Of course, this ignores the fact that measuring just four footballs is hardly a reasonable sample for any test with statistical integrity. But there's enough room for reasonable concern.
In the aftermath of the report, there was increased communication between Brady and Jastremski.
Additional evidence of Brady's awareness includes a material increase in the frequency of telephone and text communications between Brady and Jastremski shortly after suspicions of ball tampering became public on January 19. After not communicating by telephone or text message for more than six months (based on data retrieved from Jastremski‟s cell phone), Brady and Jastremski spoke by telephone at least twice on January 19 (calls lasting a total of 25 minutes and 2 seconds), twice on January 20 (calls lasting a total of 9 minutes and 55 seconds) and twice on January 21 (calls lasting a total of 20 minutes and 52 seconds) before Jastremski surrendered his cell phone to the Patriots later that day for forensic imaging.
These calls included conversations relatively early during the mornings of January 19 (7:26 a.m. for 13 minutes and 4 seconds), January 20 (8:22 a.m. for 6 minutes and 21 seconds) and January 21 (7:38 a.m. for 13 minutes and 47 seconds).
Brady also took the unprecedented step of inviting Jastremski to the QB room (essentially Brady‟s office) in Gillette Stadium on January 19 for the first and only time that Jastremski can recall during his twenty-year career with the Patriots, and Brady sent Jastremski text messages seemingly designed to calm Jastremski ("You good Jonny boy?"; "You doing good?"). For his part, Jastremski sent Brady text messages confirming that he was okay ("Still nervous; so far so good though") and cautioning Brady about questioning
It should be noted that Brady refused to give up his phone for evaluation, as did kicker Stephen Gostkowski.
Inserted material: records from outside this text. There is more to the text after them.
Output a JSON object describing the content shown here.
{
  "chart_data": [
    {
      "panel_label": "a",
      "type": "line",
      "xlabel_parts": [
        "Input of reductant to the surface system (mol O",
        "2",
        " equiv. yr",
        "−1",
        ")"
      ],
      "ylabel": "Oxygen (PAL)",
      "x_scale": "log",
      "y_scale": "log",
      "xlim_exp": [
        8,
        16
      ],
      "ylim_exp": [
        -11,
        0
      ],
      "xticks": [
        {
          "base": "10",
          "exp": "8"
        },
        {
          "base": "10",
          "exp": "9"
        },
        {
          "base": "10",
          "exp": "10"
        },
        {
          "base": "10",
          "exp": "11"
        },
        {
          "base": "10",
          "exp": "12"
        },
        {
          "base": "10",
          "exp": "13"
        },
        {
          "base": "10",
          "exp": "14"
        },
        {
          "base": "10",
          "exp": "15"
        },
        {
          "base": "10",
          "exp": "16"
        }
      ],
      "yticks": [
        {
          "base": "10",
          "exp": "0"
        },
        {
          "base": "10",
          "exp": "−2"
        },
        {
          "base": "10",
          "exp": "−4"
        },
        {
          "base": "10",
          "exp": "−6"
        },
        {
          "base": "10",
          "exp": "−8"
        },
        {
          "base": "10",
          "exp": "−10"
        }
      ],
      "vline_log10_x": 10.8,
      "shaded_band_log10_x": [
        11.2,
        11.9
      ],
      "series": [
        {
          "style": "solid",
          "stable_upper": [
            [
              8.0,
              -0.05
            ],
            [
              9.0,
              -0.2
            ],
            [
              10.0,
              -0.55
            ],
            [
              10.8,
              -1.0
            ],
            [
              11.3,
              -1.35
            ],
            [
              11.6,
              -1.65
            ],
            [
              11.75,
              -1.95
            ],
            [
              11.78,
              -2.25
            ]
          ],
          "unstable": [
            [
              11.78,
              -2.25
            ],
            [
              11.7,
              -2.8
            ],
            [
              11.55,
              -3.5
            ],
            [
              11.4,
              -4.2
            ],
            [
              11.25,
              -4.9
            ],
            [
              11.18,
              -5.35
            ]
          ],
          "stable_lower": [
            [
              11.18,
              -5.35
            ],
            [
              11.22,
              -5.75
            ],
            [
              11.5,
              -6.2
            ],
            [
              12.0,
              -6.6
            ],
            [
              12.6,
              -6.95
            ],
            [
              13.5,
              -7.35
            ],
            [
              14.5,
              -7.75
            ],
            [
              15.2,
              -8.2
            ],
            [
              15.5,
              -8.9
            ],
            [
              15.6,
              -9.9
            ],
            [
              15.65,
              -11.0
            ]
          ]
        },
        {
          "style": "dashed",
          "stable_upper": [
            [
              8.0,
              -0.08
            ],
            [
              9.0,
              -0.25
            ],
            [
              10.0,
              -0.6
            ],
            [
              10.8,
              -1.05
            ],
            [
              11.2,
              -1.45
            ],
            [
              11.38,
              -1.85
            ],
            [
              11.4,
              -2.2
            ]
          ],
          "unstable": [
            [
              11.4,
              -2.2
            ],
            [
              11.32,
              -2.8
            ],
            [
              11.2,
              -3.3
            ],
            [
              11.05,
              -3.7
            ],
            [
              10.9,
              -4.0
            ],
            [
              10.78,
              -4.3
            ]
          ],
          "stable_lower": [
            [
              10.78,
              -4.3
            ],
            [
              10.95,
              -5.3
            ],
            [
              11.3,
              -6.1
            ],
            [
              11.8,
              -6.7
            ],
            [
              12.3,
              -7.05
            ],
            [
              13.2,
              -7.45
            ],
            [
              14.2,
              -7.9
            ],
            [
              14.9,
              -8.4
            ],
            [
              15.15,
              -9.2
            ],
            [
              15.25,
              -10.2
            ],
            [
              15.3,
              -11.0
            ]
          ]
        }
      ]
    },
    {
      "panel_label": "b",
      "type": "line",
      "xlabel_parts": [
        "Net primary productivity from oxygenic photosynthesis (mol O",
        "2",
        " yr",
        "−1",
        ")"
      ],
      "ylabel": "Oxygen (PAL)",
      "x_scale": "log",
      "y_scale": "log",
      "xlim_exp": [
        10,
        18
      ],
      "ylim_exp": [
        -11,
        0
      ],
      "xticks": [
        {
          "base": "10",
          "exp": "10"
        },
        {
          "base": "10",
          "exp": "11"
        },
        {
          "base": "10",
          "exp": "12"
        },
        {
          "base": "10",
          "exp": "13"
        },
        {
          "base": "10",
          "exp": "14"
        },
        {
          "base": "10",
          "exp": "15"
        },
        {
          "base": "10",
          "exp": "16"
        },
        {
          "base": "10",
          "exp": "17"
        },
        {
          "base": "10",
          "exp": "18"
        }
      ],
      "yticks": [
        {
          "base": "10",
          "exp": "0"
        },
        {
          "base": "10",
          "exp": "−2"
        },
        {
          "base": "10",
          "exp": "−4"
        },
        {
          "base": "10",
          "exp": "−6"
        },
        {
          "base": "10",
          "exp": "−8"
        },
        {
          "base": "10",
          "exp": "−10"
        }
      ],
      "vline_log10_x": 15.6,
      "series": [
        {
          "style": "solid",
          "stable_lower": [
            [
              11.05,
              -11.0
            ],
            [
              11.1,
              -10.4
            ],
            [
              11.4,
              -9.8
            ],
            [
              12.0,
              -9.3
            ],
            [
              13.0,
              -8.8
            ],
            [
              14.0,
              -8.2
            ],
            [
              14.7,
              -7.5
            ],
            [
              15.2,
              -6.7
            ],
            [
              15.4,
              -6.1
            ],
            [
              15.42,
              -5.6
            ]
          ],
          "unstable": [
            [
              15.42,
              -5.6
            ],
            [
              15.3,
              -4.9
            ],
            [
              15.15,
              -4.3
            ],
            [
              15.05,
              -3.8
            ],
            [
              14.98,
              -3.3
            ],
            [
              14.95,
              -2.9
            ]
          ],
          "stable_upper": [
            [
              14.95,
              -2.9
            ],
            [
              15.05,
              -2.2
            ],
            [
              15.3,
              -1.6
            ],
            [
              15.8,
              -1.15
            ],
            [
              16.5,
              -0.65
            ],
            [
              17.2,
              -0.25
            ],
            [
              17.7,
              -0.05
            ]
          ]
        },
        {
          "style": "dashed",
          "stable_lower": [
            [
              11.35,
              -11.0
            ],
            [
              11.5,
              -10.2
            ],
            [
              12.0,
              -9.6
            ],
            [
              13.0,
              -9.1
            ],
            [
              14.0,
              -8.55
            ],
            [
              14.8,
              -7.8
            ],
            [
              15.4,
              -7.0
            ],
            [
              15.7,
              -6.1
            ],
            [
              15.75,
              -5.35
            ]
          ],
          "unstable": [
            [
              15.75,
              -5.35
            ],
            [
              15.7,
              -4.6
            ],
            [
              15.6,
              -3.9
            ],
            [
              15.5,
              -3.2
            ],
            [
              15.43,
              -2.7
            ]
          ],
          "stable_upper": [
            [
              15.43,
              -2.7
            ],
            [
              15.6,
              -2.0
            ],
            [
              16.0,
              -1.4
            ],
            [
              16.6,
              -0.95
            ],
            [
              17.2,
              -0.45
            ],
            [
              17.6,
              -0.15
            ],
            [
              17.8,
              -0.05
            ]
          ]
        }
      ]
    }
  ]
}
This section seems extremely disingenuous as Wells leaves out the part of the discussion where Brady reassures Jastremski that the equipment manager "did nothing wrong." It paints Brady in the light of someone who is concerned about leaking information, instead of expressing concern for a person's well being.
Keep in mind that throughout this report, the only implication of Brady's knowledge or guilt is that the communication between Jastremski and McNally involves Brady signing autographs, expressing his appreciation for their work, and understanding that they were "under a lot of stress." That's really it.
The main reason why it seems reasonable to believe that Patriots personnel were responsible for deflating footballs is the discussion between Jastremski and McNally, where McNally calls himself the deflator. That, along with the half time measurements, is reasonable cause for concern.
However, there is zero proof that Brady directed the deflation. Brady's concern with football inflation surrounded an instance where the footballs were overinflated to 16 PSI back in October, and you can be certain that he would be upset and increase focus on football preparation after that point. But there's nothing to imply that Brady requested the footballs to fall below the 12.5 PSI limit. Any conclusion that implicates Brady seems to be a complete extrapolation with no founding beyond the notion that a staffer wouldn't amend the football without his instruction.
Ultimately, the report found what it wanted to find. It does not look good for Jastremski and McNally. The report actively crafted a narrative that would implicate Brady without real substance. All other Patriots are clear.
This report is exactly what everyone should have been expecting.